The social Web is going through some birthing pains (see Techmeme). In the name of data portability, Facebook, MySpace.com, and Google made announcements last week about creating a more open social Web. For the most part, they are press releases and not yet fully released into the wild.
On Thursday, Facebook suspended involvement with Google's Friend Connect, claiming that it redistributes user information from Facebook to developers without users' knowledge, violating the company's terms of service.
Google responded that Friend Connect is designed to keep users fully in control of their information at all times. "Users choose what social networks to link their Friend Connect account to. (They can just as easily unlink it.) We never handle passwords from other sites; we never store social graph data from other sites; and we never pass users' social network IDs to Friend Connected sites or applications," a Google representative said.
Full openness in the colonization of the social Web is counter to the instincts of companies funded by venture capitalists and with quarterly earnings to report. The companies are conflicted. On one hand, they want to maintain walled or semi-permeable gardens and find ways to keep users from defecting and the money from evaporating.
On the other hand, Facebook, Google, and MySpace are part of the Web generation, fueled by young people who value openness and advocate users having control of their data.
At this juncture, all the major social-networking players recognize that the walls separating them are crumbling, but they haven't agreed on how to implement global openness.
Taking a historical perspective, the social-networking community hasn't formed its Continental Congress to unite the colonies with a common vision and approach for openness. It's a political and economic, not a technical, issue.
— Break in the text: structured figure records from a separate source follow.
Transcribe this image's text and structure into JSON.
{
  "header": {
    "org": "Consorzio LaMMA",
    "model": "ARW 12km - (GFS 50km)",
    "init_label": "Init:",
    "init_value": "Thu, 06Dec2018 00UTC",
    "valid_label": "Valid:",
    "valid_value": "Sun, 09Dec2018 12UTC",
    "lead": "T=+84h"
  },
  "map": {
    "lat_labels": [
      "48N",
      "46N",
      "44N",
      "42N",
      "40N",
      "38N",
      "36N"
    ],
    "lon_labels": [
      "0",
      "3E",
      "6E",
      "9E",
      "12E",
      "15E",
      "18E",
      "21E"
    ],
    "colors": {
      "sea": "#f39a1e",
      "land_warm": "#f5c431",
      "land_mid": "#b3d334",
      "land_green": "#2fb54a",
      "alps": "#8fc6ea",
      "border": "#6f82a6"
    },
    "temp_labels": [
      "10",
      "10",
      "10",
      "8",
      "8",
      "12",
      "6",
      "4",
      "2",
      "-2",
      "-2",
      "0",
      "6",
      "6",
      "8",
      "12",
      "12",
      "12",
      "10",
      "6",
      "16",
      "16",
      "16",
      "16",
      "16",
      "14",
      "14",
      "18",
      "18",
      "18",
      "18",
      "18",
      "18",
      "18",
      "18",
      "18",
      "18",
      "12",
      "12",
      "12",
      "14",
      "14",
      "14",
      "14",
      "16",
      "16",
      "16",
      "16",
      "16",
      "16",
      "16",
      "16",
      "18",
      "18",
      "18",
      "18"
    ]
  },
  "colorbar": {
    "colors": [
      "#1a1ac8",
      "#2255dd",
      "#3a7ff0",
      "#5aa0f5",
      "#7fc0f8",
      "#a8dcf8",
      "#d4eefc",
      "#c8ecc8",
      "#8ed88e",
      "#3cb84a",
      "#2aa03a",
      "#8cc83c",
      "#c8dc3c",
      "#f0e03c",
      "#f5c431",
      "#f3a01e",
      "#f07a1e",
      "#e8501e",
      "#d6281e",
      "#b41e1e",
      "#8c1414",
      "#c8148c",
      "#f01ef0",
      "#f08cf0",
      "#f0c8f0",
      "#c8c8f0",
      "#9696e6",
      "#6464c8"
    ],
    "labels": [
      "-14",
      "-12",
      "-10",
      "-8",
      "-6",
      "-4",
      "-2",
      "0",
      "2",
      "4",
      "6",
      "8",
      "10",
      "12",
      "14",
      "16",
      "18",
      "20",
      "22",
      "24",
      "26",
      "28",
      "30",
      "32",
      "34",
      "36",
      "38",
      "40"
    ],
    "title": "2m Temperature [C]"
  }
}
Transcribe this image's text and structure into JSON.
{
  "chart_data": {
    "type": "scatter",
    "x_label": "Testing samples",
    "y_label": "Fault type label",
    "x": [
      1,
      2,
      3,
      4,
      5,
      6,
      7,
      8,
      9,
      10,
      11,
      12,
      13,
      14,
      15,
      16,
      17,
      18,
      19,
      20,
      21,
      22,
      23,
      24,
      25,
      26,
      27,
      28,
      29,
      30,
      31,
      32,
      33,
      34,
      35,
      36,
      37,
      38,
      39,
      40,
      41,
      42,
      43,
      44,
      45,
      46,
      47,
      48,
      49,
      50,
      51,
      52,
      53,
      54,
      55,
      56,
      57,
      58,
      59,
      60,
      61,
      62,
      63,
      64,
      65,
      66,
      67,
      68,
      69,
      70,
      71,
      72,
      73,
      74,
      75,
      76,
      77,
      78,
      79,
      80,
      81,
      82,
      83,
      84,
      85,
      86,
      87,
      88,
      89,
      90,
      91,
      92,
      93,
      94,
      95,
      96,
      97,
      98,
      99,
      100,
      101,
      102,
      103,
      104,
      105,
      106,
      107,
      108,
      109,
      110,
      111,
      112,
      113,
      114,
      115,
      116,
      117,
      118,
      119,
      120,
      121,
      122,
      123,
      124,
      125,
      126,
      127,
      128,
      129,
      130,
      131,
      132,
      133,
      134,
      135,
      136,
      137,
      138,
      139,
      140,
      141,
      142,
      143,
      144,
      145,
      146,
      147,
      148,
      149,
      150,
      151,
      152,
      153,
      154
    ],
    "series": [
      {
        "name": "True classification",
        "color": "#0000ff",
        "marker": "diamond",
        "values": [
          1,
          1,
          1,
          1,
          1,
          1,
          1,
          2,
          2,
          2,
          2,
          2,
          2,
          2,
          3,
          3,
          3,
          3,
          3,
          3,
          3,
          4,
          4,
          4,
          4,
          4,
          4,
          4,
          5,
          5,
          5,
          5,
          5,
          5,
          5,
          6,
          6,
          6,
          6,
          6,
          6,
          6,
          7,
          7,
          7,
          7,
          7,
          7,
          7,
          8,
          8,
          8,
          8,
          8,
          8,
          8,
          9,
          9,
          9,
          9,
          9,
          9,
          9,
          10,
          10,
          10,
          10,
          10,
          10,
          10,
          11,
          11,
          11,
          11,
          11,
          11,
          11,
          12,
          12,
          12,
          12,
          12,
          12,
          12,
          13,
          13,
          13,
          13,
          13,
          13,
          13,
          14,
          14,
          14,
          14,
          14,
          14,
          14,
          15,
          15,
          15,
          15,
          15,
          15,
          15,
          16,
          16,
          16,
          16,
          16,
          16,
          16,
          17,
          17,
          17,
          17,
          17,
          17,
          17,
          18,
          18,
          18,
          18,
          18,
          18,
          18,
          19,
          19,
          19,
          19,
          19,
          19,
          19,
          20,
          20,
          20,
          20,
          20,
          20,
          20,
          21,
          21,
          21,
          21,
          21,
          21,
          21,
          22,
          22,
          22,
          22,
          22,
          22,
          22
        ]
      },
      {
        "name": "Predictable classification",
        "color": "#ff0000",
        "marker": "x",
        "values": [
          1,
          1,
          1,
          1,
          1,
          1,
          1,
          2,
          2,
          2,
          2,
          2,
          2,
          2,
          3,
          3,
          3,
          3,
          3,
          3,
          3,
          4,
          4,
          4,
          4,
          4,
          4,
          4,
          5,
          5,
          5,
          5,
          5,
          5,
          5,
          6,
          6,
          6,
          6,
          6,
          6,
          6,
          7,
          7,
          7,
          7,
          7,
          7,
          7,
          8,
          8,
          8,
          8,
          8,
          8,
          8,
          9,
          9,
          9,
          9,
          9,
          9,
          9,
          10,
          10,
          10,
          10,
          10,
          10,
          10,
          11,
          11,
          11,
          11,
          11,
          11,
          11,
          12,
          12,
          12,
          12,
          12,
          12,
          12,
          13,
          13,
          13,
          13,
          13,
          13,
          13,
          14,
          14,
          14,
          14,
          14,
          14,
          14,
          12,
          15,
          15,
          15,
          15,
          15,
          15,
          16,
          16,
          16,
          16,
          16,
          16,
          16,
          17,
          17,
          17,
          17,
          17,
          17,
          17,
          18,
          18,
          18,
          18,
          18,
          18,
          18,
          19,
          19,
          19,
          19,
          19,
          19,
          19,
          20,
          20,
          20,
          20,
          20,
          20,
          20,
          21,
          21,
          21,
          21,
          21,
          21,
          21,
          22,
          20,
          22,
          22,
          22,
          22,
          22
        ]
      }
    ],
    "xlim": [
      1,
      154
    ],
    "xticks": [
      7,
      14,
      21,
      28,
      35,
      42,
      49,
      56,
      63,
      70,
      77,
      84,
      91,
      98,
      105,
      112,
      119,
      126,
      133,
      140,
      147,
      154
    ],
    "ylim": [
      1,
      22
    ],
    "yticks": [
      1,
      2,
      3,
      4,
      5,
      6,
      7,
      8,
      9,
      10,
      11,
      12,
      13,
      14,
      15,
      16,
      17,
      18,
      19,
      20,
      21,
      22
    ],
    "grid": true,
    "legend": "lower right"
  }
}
The technical building blocks, such as OpenID, oAuth, and OpenSocial APIs, for an open social Web are taking shape.
The complexities of an open social Web, allowing for granular control by users over their online identities and information, will require a lot of new thinking about user scenarios and experimentation.
The Data Portability Project is developing guidelines and has the endorsement of the big social-networking players. But endorsement doesn't mean they are gathered together to create a common social layer for the Web. It's time for the social networks, like the 13 colonies in 1774 banding together to be free of British authority, to unite and manifest that the Web is by and for the users.